Region: Italy
Category: Pasta with Fish
Season: Any
Difficulty: Easy and Quick
Ricotta salata is a dried and salted ricotta that may be sold in two varieties, a crumbly one for eating and a hard one for grating. Use whatever is available but remember to keep checking the taste of the dish because you are striving to have a savory balance between pasta, ricotta and anchovies. The Greek cheese known as myzithra, which can now be found at some supermarkets, is identical to ricotta salata and you can use that too. The mixture of fish and cheese is frowned upon in many regions of Italy, but not in the South, and I think you will like this taste.

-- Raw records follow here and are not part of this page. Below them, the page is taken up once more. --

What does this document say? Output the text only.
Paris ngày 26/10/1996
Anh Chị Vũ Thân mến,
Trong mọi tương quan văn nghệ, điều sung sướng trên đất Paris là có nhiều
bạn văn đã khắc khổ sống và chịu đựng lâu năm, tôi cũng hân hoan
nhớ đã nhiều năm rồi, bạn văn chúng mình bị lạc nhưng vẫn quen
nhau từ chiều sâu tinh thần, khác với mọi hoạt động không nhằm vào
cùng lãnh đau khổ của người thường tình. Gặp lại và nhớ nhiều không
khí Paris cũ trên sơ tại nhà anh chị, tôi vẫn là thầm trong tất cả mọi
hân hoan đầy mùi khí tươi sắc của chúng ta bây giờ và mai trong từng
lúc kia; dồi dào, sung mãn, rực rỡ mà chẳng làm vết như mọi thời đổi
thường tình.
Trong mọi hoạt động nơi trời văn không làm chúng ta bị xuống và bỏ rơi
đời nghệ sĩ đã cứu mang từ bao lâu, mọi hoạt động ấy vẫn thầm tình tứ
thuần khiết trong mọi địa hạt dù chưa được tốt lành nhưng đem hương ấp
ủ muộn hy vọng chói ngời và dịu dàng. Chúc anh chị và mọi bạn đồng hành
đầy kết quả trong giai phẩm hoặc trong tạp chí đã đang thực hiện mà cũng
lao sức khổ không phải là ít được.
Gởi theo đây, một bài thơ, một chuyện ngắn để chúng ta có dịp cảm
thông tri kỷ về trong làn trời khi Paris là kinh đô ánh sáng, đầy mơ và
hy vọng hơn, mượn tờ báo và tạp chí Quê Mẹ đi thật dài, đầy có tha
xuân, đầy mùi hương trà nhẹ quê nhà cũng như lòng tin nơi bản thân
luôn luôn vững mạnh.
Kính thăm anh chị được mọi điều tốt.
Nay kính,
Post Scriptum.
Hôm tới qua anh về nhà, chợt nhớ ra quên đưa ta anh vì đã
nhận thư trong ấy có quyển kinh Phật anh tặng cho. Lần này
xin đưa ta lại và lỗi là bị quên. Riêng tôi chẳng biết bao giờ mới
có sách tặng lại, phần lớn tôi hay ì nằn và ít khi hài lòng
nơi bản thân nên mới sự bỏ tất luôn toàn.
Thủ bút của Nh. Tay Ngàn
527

[photo: Clifford A. Wright]
Yield: Makes 2 servings
Preparation Time: 20 minutes
1/2 pound perciatelli (bucatini)
1/3 cup extra-virgin olive oil
1 garlic clove, lightly crushed
1 dried red chile
10 salted anchovy fillets, rinsed
3 tablespoons freshly grated hard ricotta salata and more to taste
1/2 cup finely chopped fresh parsley
Freshly ground black pepper to taste
1. In a small skillet, heat the olive oil over medium heat with the garlic clove and chile until the garlic begins to turn light brown. Remove and discard the garlic but leave the chile. Reduce the heat to low and add the anchovy fillets while stirring. Once the anchovies have melted add all the parsley except a little for sprinkling on afterwards and stir with a fork until well mixed.
2. Meanwhile, bring a large pot of water to a rolling boil, salt abundantly then cook the pasta, stirring occasionally, until the pasta is al dente. Drain without rinsing.
3. Transfer the pasta to a large bowl and sprinkle on the grated ricotta salata and toss well. Now toss again with the olive oil and anchovy sauce, removing the chile. Taste and add more ricotta salata if you think you need it. Sprinkle the top with some parsley and black pepper and serve.